Monday 21 March 2022
On 11 March I visited Napier Barracks in Folkestone, along with the Leader of Folkestone and Hythe District Council, Cllr David Monk. We were given a tour of improvements made to the facilities for the three hundred asylum claimants who are resident there. The Barracks is being used as a temporary facility to accommodate men who have claimed asylum in the UK, and who have no underlying health conditions. Women, children and families are accommodated elsewhere by the Home Office. The maximum stay at the barracks is now ninety days, and significant improvements have been made to the facilities available. I am grateful for all of the work that has been done, particularly from local charities, to support the asylum claimants resident there, and to prepare them for life in the UK, should their claim be successful. The accommodation at Napier is basic, but it is warm and dry and provides decent meals, as well as proper laundry and cleaning facilities. As readers of this column will know, I was against the use of Napier Barracks as asylum accommodation, and I have not changed my view on that. I would like to see the end of the use of this temporary facility as soon as possible. However, along with the District Council, we said from the start that we would do all we could to provide practical support to the Home Office for use of the barracks, and to the asylum claimants who are accommodated there.
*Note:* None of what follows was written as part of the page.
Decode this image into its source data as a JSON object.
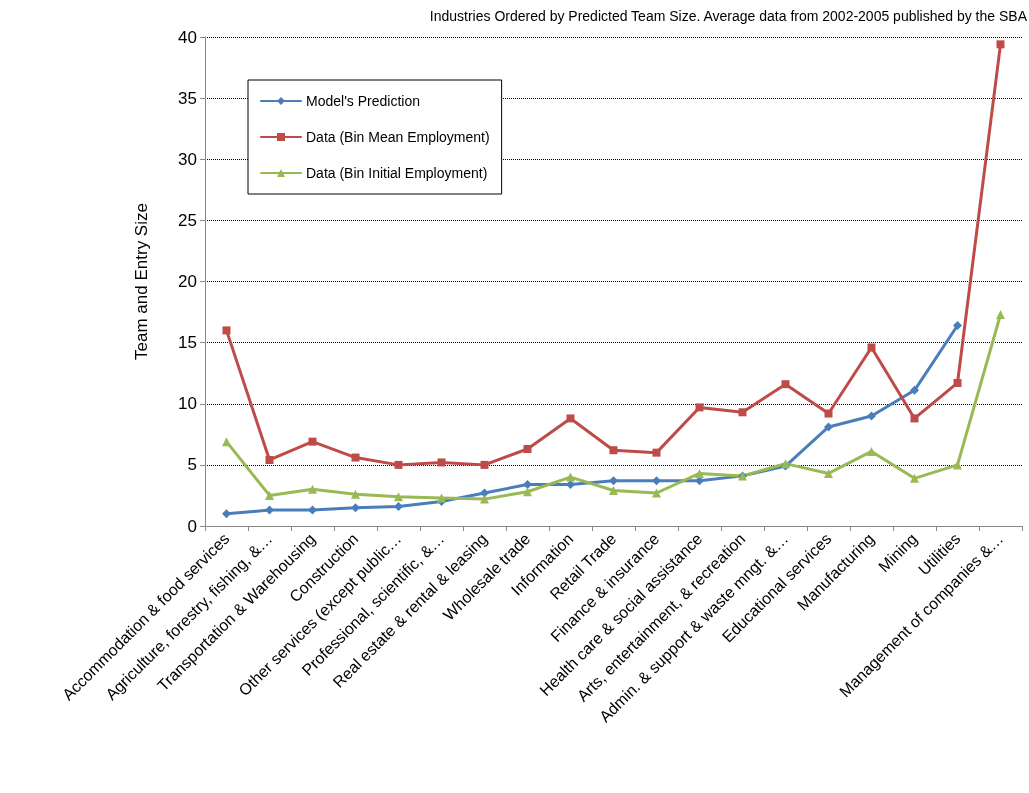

There has been an overwhelming response from Kent residents who have offered to open their homes to provide shelter to Ukrainians who have escaped the war in their country. Men of fighting age are required to stay in Ukraine to support their nation’s valiant resistance to the Russian invasion, and those leaving are overwhelmingly older citizens, as well as women and children. It is right that we do all we can to support the people of Ukraine, both in their war of self-defence, and to provide shelter to those that need it. The Russian military is increasingly targeting residential areas, including now in the west of the country, and we will never forget President Putin’s barbarous and unprovoked assault of this peaceful nation. We all hope that the current peace talks will succeed and that a ceasefire can be established. However, it must be clear that Putin has failed to gain any advantage from this campaign and that reparations would be due to Ukraine for the losses they have sustained.
I was saddened to learn of the passing of Sir William Fittall following a short illness. Sir William was a compassionate man who contributed greatly to public life throughout his career and was deeply committed to helping those experiencing hardship, particularly through his work as the Chair of Trustees at the Folkestone Rainbow Centre. He also served the Church of England, as Secretary General of the Archbishops Council. My thoughts are with his friends and family at this time of grief and loss. May he rest in peace.